In West Marin, as you wind your way along the west shore of Tomales Bay toward the Pacific Ocean, you’ll pass through the quaint town of Inverness. This blink-and-you-might-miss-it hamlet is worth a stop.
The best way to explore Tomales Bay is by kayak. You can rent one from Blue Waters in Inverness. They’ll hook you up with everything you need for a couple of hours of paddling bliss. Morning is the best time, when the fog is just burning off and the bay is like glass. Just don’t freak out if a curious sea lion pops up beside you, or if a bat ray suddenly disturbs the surface of the water with its flapping wings. There are several beaches along the west shore that you can paddle up to, including Chicken Ranch, Shell Beach and Heart’s Desire.
After you’ve worked up an appetite paddling, hit up Perry’s deli for the famous Marin Reuben sandwich or—if you want a more exotic, old-world experience—check out Vladimir’s Czech restaurant. This family-run Inverness institution, which has been around since 1960, is a great place to enjoy a cold Pilsner Urquell and some traditional Czech fare.
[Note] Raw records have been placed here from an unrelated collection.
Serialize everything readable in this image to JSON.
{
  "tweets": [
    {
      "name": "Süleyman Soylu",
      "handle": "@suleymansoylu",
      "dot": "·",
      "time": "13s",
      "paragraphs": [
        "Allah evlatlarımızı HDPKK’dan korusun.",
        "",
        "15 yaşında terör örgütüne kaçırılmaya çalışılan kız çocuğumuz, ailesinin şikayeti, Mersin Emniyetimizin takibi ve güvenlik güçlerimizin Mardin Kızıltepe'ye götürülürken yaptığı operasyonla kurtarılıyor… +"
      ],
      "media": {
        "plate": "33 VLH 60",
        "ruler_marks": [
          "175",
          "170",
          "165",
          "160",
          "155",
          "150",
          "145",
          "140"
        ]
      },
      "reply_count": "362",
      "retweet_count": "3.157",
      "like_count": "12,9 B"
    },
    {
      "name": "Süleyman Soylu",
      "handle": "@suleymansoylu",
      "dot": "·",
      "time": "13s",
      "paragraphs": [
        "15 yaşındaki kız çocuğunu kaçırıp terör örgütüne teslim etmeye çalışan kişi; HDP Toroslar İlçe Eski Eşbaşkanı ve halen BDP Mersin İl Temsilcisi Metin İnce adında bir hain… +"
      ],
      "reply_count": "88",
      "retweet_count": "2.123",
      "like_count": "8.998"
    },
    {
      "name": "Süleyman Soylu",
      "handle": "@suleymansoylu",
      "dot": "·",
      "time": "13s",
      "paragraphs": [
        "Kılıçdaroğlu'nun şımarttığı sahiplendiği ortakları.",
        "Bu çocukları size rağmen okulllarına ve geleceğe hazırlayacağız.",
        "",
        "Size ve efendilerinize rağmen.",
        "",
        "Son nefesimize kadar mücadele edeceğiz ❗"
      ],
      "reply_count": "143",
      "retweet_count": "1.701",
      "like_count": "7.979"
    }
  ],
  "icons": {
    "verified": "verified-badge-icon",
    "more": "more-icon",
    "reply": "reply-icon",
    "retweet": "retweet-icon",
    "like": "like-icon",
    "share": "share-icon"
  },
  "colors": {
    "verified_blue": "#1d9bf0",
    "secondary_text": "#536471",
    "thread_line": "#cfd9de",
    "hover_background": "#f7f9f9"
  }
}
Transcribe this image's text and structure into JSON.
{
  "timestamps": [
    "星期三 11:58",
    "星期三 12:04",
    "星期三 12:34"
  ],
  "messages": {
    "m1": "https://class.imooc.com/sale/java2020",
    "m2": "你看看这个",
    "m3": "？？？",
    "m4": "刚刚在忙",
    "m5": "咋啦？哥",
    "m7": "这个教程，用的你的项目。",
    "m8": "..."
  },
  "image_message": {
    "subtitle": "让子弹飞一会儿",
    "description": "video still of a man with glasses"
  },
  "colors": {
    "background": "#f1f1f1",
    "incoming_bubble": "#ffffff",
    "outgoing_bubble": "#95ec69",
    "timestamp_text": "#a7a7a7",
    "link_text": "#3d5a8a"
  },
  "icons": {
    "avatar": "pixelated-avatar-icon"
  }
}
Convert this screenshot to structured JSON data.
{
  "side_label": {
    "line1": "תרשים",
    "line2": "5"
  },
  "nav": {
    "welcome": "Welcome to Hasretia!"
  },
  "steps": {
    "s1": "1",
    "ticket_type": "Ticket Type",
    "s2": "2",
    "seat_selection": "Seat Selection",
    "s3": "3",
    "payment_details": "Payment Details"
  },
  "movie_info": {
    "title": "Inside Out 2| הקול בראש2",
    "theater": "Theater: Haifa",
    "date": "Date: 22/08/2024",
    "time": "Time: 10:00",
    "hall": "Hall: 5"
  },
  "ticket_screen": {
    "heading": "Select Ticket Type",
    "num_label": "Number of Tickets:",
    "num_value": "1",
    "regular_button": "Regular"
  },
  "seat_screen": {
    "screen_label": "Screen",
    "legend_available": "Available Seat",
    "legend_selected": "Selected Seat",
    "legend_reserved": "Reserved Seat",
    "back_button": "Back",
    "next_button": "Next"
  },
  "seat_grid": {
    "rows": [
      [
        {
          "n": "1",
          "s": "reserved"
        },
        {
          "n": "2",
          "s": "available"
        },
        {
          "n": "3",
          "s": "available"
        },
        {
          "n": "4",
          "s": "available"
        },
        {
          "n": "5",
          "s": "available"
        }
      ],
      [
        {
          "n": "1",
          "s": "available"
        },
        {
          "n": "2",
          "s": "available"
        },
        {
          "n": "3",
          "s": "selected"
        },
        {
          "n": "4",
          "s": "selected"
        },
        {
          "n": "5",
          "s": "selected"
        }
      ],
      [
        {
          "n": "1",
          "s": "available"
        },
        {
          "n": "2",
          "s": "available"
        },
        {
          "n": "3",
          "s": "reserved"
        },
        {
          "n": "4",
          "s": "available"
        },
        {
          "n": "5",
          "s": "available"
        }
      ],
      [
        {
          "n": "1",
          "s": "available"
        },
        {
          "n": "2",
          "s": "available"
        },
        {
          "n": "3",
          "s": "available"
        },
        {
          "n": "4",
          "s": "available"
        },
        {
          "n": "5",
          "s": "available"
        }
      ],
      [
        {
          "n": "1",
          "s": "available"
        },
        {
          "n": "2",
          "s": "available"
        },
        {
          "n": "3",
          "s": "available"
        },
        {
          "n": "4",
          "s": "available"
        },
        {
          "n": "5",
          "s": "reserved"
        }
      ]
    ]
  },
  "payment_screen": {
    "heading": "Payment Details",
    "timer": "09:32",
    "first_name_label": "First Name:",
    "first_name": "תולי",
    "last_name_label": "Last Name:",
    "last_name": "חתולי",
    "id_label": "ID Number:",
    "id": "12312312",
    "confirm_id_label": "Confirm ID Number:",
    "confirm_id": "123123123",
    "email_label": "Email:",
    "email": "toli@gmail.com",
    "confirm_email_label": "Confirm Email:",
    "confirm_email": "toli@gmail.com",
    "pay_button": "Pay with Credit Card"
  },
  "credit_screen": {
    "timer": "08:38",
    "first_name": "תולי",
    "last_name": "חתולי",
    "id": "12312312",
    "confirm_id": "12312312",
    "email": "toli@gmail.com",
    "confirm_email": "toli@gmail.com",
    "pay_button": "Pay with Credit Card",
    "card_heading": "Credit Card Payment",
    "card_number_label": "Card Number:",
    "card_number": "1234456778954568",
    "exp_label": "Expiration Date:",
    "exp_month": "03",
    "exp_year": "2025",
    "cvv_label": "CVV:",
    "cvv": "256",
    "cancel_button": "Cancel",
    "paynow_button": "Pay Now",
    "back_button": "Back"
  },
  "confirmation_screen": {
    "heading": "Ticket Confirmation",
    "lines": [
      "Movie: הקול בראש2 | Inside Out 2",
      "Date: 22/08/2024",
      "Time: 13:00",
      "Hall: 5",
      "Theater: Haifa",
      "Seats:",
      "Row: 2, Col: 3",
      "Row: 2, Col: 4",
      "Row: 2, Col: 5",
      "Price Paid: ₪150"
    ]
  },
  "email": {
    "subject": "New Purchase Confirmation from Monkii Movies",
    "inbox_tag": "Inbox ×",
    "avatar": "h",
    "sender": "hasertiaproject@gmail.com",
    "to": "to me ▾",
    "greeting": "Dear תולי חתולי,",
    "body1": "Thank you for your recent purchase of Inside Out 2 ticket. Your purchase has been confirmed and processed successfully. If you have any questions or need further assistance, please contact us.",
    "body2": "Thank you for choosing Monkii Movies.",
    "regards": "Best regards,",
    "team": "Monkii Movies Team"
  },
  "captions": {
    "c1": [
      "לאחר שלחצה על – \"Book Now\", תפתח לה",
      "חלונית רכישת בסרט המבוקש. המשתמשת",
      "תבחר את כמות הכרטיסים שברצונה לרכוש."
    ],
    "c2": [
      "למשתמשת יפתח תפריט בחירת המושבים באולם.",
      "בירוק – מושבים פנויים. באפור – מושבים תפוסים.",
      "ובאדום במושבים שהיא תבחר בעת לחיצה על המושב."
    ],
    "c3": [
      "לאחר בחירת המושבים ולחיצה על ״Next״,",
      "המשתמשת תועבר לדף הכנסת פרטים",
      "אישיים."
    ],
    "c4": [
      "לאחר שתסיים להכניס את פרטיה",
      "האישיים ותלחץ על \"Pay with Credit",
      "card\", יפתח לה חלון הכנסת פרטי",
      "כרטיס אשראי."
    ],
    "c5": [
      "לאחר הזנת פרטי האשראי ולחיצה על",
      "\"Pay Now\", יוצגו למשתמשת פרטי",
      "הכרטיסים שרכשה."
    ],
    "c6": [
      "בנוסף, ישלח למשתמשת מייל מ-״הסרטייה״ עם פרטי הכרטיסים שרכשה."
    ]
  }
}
On the beach behind the local market is a decades-old shipwreck called the S.S. Point Reyes. Rusted or romantic? You decide.
About 30 minutes from Inverness, on the east shore of Tomales Bay, lies the town of Marshall. It is home to two popular North Coast destinations: Hog Island Oyster Co. and Nick’s Cove. If you’re an oyster lover, no visit up the coast is complete without shucking and slurping these delicious bivalves at the source. Hog Island’s Marshall Oyster Farm has a kiosk called “The Hog Shack” where you can pick up a bag of shuck-your-own live oysters to enjoy at one of their picnic tables. If you can’t handle doing the work yourself, there’s also an oyster bar that serves up shucked raw oysters and BBQ oysters.
When you’re ready to get the shuck out of Hog Island, bounce over to the friendly bar at Nick’s Cove and imbibe a cocktail. You can also take your drink out to the boat shack situated at the end of Nick’s pier. Inside this funky little shack you’ll find a table, chairs and an old Burmeister piano. It’s the perfect spot to take in Tomales Bay or to tickle the ivories, if you’re so inclined.
As you continue north, you’ll hit Bodega Bay. This sleepy coastal town was made famous by Alfred Hitchcock who used it as the backdrop for his classic horror flick, “The Birds.” Hitchcock’s spirit lives on in Bodega Bay where they still pay tribute to the legendary director around town. You can grab a bite at The Birds Café, a casual lunch spot with an outdoor patio where you can savor local favorites like clam chowder and artichoke fritters.
There’s also the Bodega Country Store which has the largest collection of Hitchcock memorabilia. If you really want to get your Hitchcock on, visit Bodega Bay in March when the annual Hitchcock Film Fest takes place.
Bodega Bay has plenty of North Coast charm with quaint shops like Patrick’s Salt Water Taffy, where you can sink your teeth into gooey taffy with flavors like Hot Chocolate, Blueberry Muffin, Gingerbread and many more. Candy & Kites is another fun shop. Pick up a colorful kite and unleash the kid in you at the nearest beach.